During the 2004 elections and Orange Revolution the SBU was divided into three groups. One worked with the opposition and unofficially taped Yanukovych’s election campaign headquarters. The tapes were transferred to Oleh Rybachuk after Yushchenko was elected (see ‘Yanukovych-Gate Unfolds After Ukrainian Elections’, Eurasian Daily Monitor, vol.1, no.139, December 3, 2004).
A second group stayed neutral and a third remained loyal to Kuchma. The latter group retained links to Russian intelligence and may have been behind Yushchenko’s poisoning that investigators believe was administered at SBU Deputy head Volodymyr Satsyuk’s dacha. Satsyuk fled to Russia after Yushchenko’s election with his SBU files which have been drawn upon by a parliamentary commission controlled by the Party of Regions that recently sought to claim that the poisoning had not taken place and was in fact a “CIA operation”.

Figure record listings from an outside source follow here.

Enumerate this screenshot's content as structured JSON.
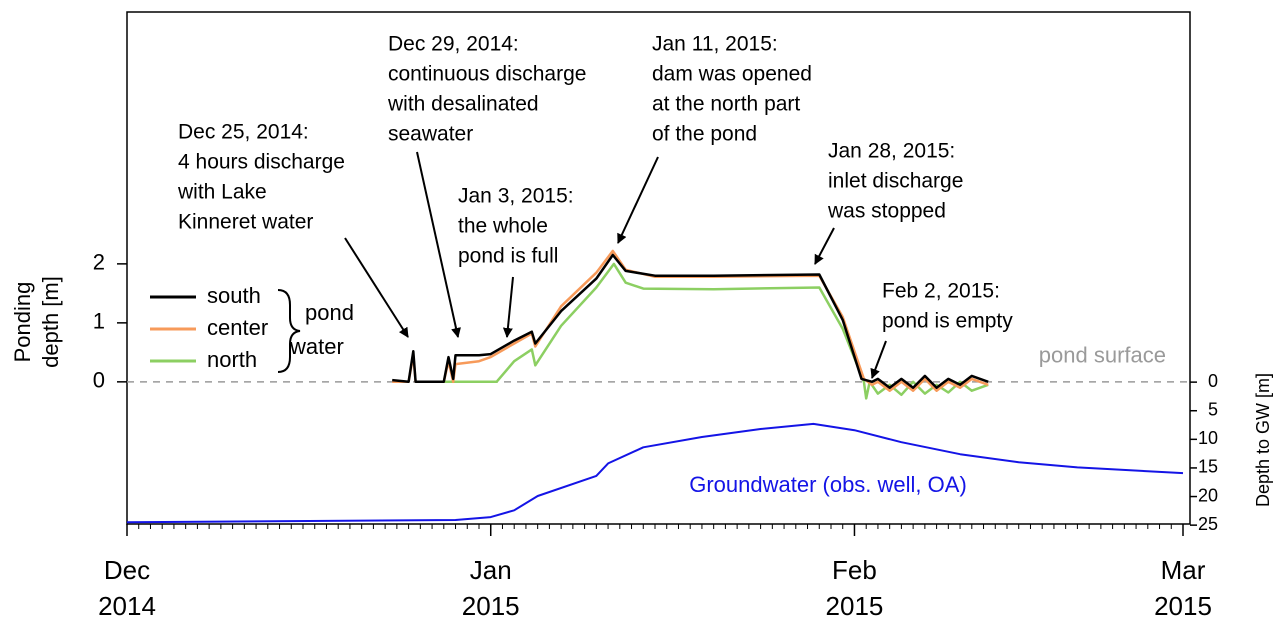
{
  "chart_data": {
    "type": "line",
    "y_label": [
      "Ponding",
      "depth [m]"
    ],
    "y2_label": "Depth to GW [m]",
    "xlim": [
      0,
      90
    ],
    "xticks": [
      {
        "value": 0,
        "label": "Dec 2014"
      },
      {
        "value": 31,
        "label": "Jan 2015"
      },
      {
        "value": 62,
        "label": "Feb 2015"
      },
      {
        "value": 90,
        "label": "Mar 2015"
      }
    ],
    "ylim": [
      -2.41,
      6.27
    ],
    "yticks": [
      0,
      1,
      2
    ],
    "y2lim": [
      24.8,
      -64.7
    ],
    "y2ticks": [
      0,
      5,
      10,
      15,
      20,
      25
    ],
    "legend": "left",
    "legend_group_label": [
      "pond",
      "water"
    ],
    "reference_line": {
      "value": 0,
      "label": "pond surface",
      "color": "#9a9a9a"
    },
    "series": [
      {
        "name": "south",
        "color": "#000000",
        "x": [
          22.6,
          24.0,
          24.4,
          24.6,
          27.0,
          27.4,
          27.8,
          28.0,
          30.0,
          31.0,
          33.0,
          34.5,
          34.8,
          37.0,
          40.0,
          41.4,
          42.5,
          45.0,
          50.0,
          59.0,
          61.0,
          62.6,
          63.5,
          64.0,
          65.0,
          66.0,
          67.0,
          68.0,
          69.0,
          70.0,
          71.0,
          72.0,
          73.4
        ],
        "values": [
          0.03,
          0.0,
          0.52,
          0.0,
          0.0,
          0.42,
          0.05,
          0.45,
          0.45,
          0.47,
          0.7,
          0.85,
          0.65,
          1.2,
          1.75,
          2.15,
          1.88,
          1.8,
          1.8,
          1.82,
          1.05,
          0.05,
          0.0,
          0.05,
          -0.1,
          0.05,
          -0.1,
          0.1,
          -0.1,
          0.05,
          -0.05,
          0.1,
          0.0
        ]
      },
      {
        "name": "center",
        "color": "#f79a5a",
        "x": [
          22.6,
          24.0,
          24.4,
          24.6,
          27.0,
          27.4,
          27.8,
          28.0,
          30.0,
          31.0,
          33.0,
          34.5,
          34.8,
          37.0,
          40.0,
          41.4,
          42.5,
          45.0,
          50.0,
          59.0,
          61.0,
          62.8,
          63.5,
          64.0,
          65.0,
          66.0,
          67.0,
          68.0,
          69.0,
          70.0,
          71.0,
          72.0,
          73.4
        ],
        "values": [
          0.0,
          0.0,
          0.45,
          0.0,
          0.0,
          0.35,
          0.0,
          0.3,
          0.35,
          0.42,
          0.65,
          0.82,
          0.6,
          1.28,
          1.85,
          2.22,
          1.9,
          1.78,
          1.78,
          1.8,
          1.1,
          0.05,
          -0.05,
          0.0,
          -0.15,
          0.0,
          -0.15,
          0.05,
          -0.15,
          0.0,
          -0.1,
          0.05,
          -0.05
        ]
      },
      {
        "name": "north",
        "color": "#8ccf62",
        "x": [
          26.0,
          31.5,
          33.0,
          34.5,
          34.8,
          37.0,
          40.0,
          41.5,
          42.5,
          44.0,
          50.0,
          59.0,
          61.0,
          62.8,
          63.0,
          63.3,
          64.0,
          65.0,
          66.0,
          67.0,
          68.0,
          69.0,
          70.0,
          71.0,
          72.0,
          73.4
        ],
        "values": [
          0.0,
          0.0,
          0.35,
          0.55,
          0.28,
          0.95,
          1.6,
          2.0,
          1.68,
          1.58,
          1.57,
          1.6,
          0.9,
          0.0,
          -0.28,
          0.0,
          -0.2,
          -0.05,
          -0.22,
          0.0,
          -0.2,
          -0.05,
          -0.18,
          0.0,
          -0.15,
          -0.05
        ]
      },
      {
        "name": "Groundwater (obs. well, OA)",
        "color": "#1414e6",
        "axis": "y2",
        "x": [
          0,
          28,
          31,
          33,
          35,
          40,
          41,
          44,
          49,
          54,
          58.5,
          62,
          66,
          71,
          76,
          81,
          90
        ],
        "values": [
          24.5,
          24.1,
          23.6,
          22.4,
          19.9,
          16.4,
          14.2,
          11.4,
          9.6,
          8.2,
          7.3,
          8.4,
          10.5,
          12.6,
          14.0,
          14.9,
          15.9
        ]
      }
    ],
    "annotations": [
      {
        "text": [
          "Dec 25, 2014:",
          "4 hours discharge",
          "with Lake",
          "Kinneret water"
        ]
      },
      {
        "text": [
          "Dec 29, 2014:",
          "continuous discharge",
          "with desalinated",
          "seawater"
        ]
      },
      {
        "text": [
          "Jan 3, 2015:",
          "the whole",
          "pond is full"
        ]
      },
      {
        "text": [
          "Jan 11, 2015:",
          "dam was opened",
          "at the north part",
          "of the pond"
        ]
      },
      {
        "text": [
          "Jan 28, 2015:",
          "inlet discharge",
          "was stopped"
        ]
      },
      {
        "text": [
          "Feb 2, 2015:",
          "pond is empty"
        ]
      }
    ]
  }
}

Ukrainian media and experts have pointed to the analogy of Russia where the FSB was accused of planting bombs that blew up apartment buildings, terrorist attacks that were then blamed on “Chechen terrorists”. These conspiracy theories are rampant because of the inability to resolve the mysterious 2004 poisoning of then opposition candidate Yushchenko, years of political instability, and Yushchenko’s blatant use of the outbreak to undermine Tymoshenko.
Western Ukrainian medical officers believed that the answer to the question of why the outbreak was highly concentrated lies less in the medical than in the political sphere. This is an illusion to the calls by the secretary of the National Security and Defence Council and Presidential Secretariat for the introduction of a state of emergency that would postpone elections until local elections in May. According to Segodnya (November 10), Ihor Tarasiuk, the head of Yushchenko’s campaign, successfully argued against the step and the decision was postponed.
Such a scenario would severely undermine Tymoshenko’s election campaign, which it would seem is Yushchenko’s only goal.